Von den Schwierigkeiten der Erinnerung

„Stalins Falken“ wurden diese Pilotinnen in der Sowjetunion genannt, „Nachthexen“ hießen sie auf deutscher Seite. Ein halbes Dutzend Mal starteten sie jeweils pro Nacht, und manches Mal kamen sie doch mit Schusslöchern in ihren Maschinen zurück. 23 Pilotinnen wurden so zu „Heldinnen der Sowjetunion“, nur neun von ihnen überlebten den Krieg.

So dauerte es bis ins Jahr 1981, bis eine russische Regisseurin, einst selbst eine der Pilotinnen, einen Film über diesen jahrelangen Einsatz der Frauen drehte. 1982 kam dann in der DDR die deutschsprachige Übersetzung einer weiteren russischen Dokumentation heraus, im bundesrepublikanischen Westen war das damals kein Thema. Zwei englischsprachige Bücher folgten in Großbritannien und in den USA.
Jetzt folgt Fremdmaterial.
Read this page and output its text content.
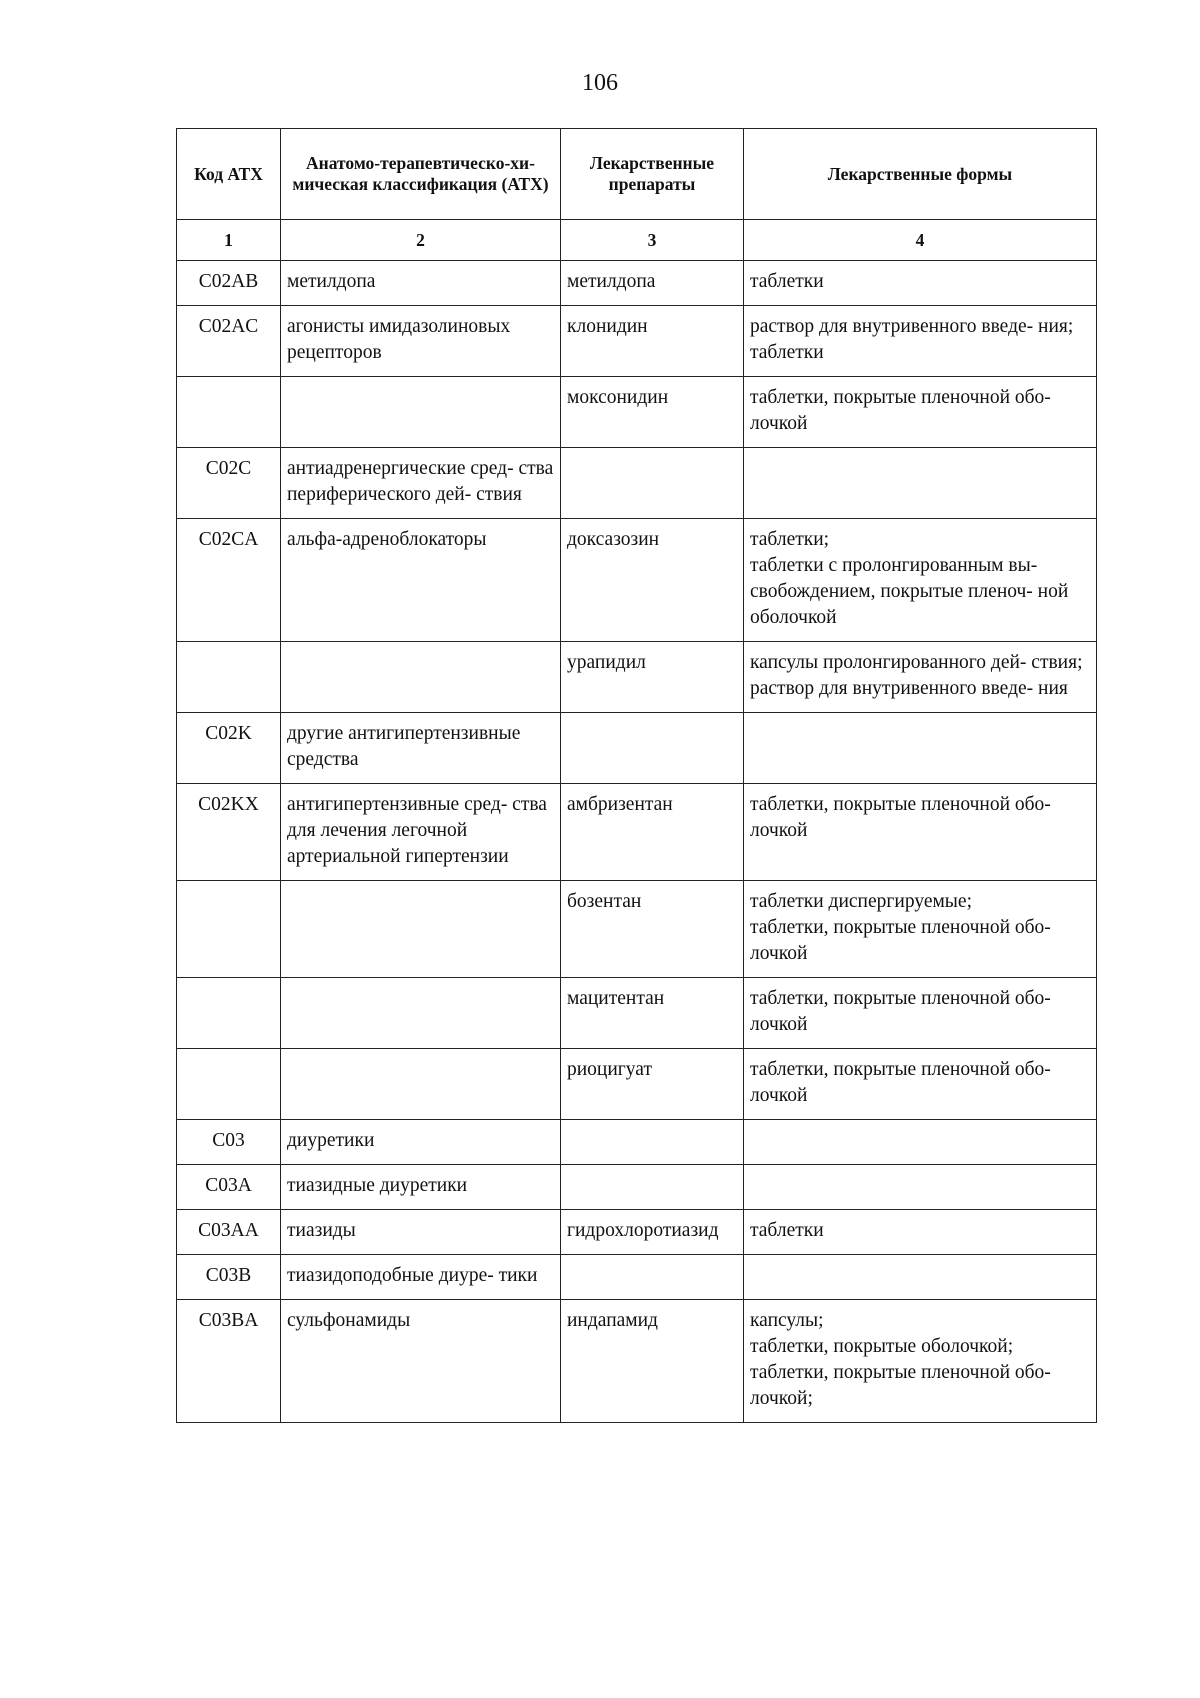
106
Код АТХ	Анатомо-терапевтическо-хи- мическая классификация (АТХ)	Лекарственные препараты	Лекарственные формы
1	2	3	4
C02AB	метилдопа	метилдопа	таблетки

C02AC	агонисты имидазолиновых рецепторов	клонидин	раствор для внутривенного введе- ния;
таблетки

		моксонидин	таблетки, покрытые пленочной обо- лочкой

C02C	антиадренергические сред- ства периферического дей- ствия		
C02CA	альфа-адреноблокаторы	доксазозин	таблетки;
таблетки с пролонгированным вы- свобождением, покрытые пленоч- ной оболочкой

		урапидил	капсулы пролонгированного дей- ствия;
раствор для внутривенного введе- ния

C02K	другие антигипертензивные средства		
C02KX	антигипертензивные сред- ства для лечения легочной артериальной гипертензии	амбризентан	таблетки, покрытые пленочной обо- лочкой

		бозентан	таблетки диспергируемые;
таблетки, покрытые пленочной обо- лочкой

		мацитентан	таблетки, покрытые пленочной обо- лочкой

		риоцигуат	таблетки, покрытые пленочной обо- лочкой

C03	диуретики		
C03A	тиазидные диуретики		
C03AA	тиазиды	гидрохлоротиазид	таблетки

C03B	тиазидоподобные диуре- тики		
C03BA	сульфонамиды	индапамид	капсулы;
таблетки, покрытые оболочкой;
таблетки, покрытые пленочной обо- лочкой;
Würdigung sogar in US-amerikanischem Museum

Und dort, in Kalifornien, erinnern heute die Fotowände eines US-Museums an die russischen Heldinnen des NB588. Aber nicht nur an diese. Denn auch auf US-amerikanischer Seite waren Frauen in der Luftwaffe im Einsatz, allen voran Jacqueline „Jackie“ Cochran. Mehr als 100 Mal flog sie über den Atlantik, und ab 1943 leitete sie die „Women‘s Auxiliary Ferrying Squadron“. Job dieser schließlich 1074 US-Pilotinnen war es, diese Kriegsflugzeuge aus den USA nach Großbritannien zu bringen, wo sie dann von Kampfpiloten übernommen wurde. Nur 38 Pilotinnen kamen dabei ums Leben.

Veteranen für Frieden

  • Das Commemorative-Air-Force-Museum in Camarillo, Kalifornien, wird von einem gemeinnützigen Verein betrieben, dessen Ziel es ist, einerseits alte Flugzeuge zu erhalten und zu zeigen und andererseits mit dem angegliederten World War II. Aviation Museum vor den Grauen von Kriegen zu warnen.
  • Das Personal besteht aus Freiwilligen , meist ehemaligen (Kriegs-)Piloten, die neben dem Blick für die Technik auch die Erfahrung mit belastenden Erlebnissen mitbringen.
  • Das Museum ist freitags und samstags von 10 bis 16 Uhr geöffnet , an Sonntagen von 12 bis 16 Uhr. An manchen Wochenenden werden Flugshows veranstaltet.
  • Mehr Info: Camarillo Airport, Highway 101, Camarillo; https://www.cafsocal.com/museum

Erst 1977 wurden die US-Pilotinnen als Veteraninnen anerkannt, erst im Jahr 2009 für den Dienst an ihrem Land geehrt und vom US-Kongress und von Präsident Barack Obama mit einer Medaille geehrt. Und vielleicht hing das mit dem berühmten Satz „Yes we can“ zusammen, der Obama auf die Spur der Frauen brachte und den Obama in seiner Antrittsrede 2008 berühmt machte. Denn dieser einprägsame Satz geht zurück auf den Appell „We Can Do It!“ weiterer Frauen im Einsatz für die US-Kriegswirtschaft. Diese ersetzten in Flugzeugfabriken die männlichen Arbeitnehmer, die zum Kriegseinsatz abberufen worden waren, und sie übernahmen deren Tätigkeiten.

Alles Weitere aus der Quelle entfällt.